Of course when an elephant says "Hurray" it is different than the way you boys and girls say it. But it means the same thing.

On hurried Umboo. The crashing noises sounded more plainly now, and the elephant smell became stronger. Then, as he burst his way through the bushes, Umboo saw the other elephants standing together in a little clearing in the jungle, and Umboo's mother seemed to be talking to them.

"Ha!" suddenly cried Keedah, the larger elephant boy, as he saw the lost one. "Here he comes now! Here is Umboo!"

Mrs. Stumptail swung around and started toward him.

"Where in the world have you been?" she asked. "Why, Umboo! I have been so worried about you, and so has your father! We were just going out into the jungle to look for you."

"That's what we were," said Tusker. "And hard work it would have been with night coming on. We want to travel to a new place, too, and looking for you would have held us back. What do you mean by going off by yourself this way?"

"I went to see if I could knock over a big palm tree when the ground was soft from rain," said Umboo.

"And did you do it?" asked Mr. Stumptail.

"I did," answered Umboo. "I knocked over a big tree. It was easy, and here is a branch of it for you, and it has some nuts on," and he handed his mother the one he had brought with him all the way through the jungle.

"Oh, thank you!" said Mrs. Stumptail. "You are a very good boy, Umboo, and I shall like these nuts very much. But why did you stay away so long?"

"I was lost," answered the elephant chap. "I could not find my way back after I knocked over the tree. I met a rhinoceros, but he could not tell me where you were. Then I met a kind snake, and she showed me how to find you."

"Well, don't get lost again," said Umboo's mother. "We are glad you have come back, for, as Tusker says, we are about to travel on, and we did not want to leave you behind. So get ready now, we are going to a new part of the jungle."

A little later the herd started off, and Umboo walked with some of the other young elephants, or calves, as they are called. He told them the different things that happened to him when he was lost in the jungle.

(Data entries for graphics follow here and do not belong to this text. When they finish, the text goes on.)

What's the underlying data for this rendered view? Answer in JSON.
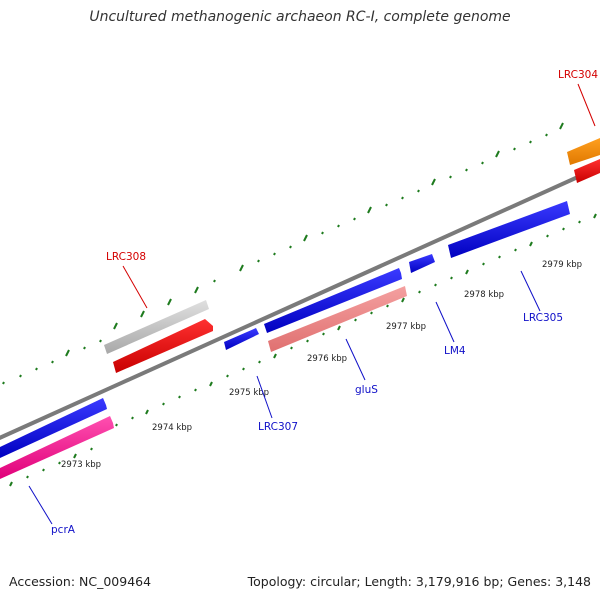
{
  "title": "Uncultured methanogenic archaeon RC-I, complete genome",
  "footer": {
    "accession": "Accession: NC_009464",
    "summary": "Topology: circular; Length: 3,179,916 bp; Genes: 3,148"
  },
  "colors": {
    "backbone": "#7a7a7a",
    "tick": "#1e7b1e",
    "label_red": "#d40000",
    "label_blue": "#1010c8"
  },
  "tick_labels": [
    "2973 kbp",
    "2974 kbp",
    "2975 kbp",
    "2976 kbp",
    "2977 kbp",
    "2978 kbp",
    "2979 kbp"
  ],
  "gene_labels": {
    "lrc304": "LRC304",
    "lrc308": "LRC308",
    "lrc307": "LRC307",
    "glus": "gluS",
    "lm4": "LM4",
    "lrc305": "LRC305",
    "pcra": "pcrA"
  }
}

On and on went the herd of elephants. They traveled nearly all night, and the next day they stopped to rest, for the sun was too hot for even such big, strong beasts.

Umboo and the others were feeding in a quiet part of the forest, when suddenly Tusker, who was always on the watch, no matter whether he was eating or not, gave a loud trumpet call.

"Ha! That means danger!" thought Umboo, who, by this time knew the meaning of the different calls. "I wonder what it can be?"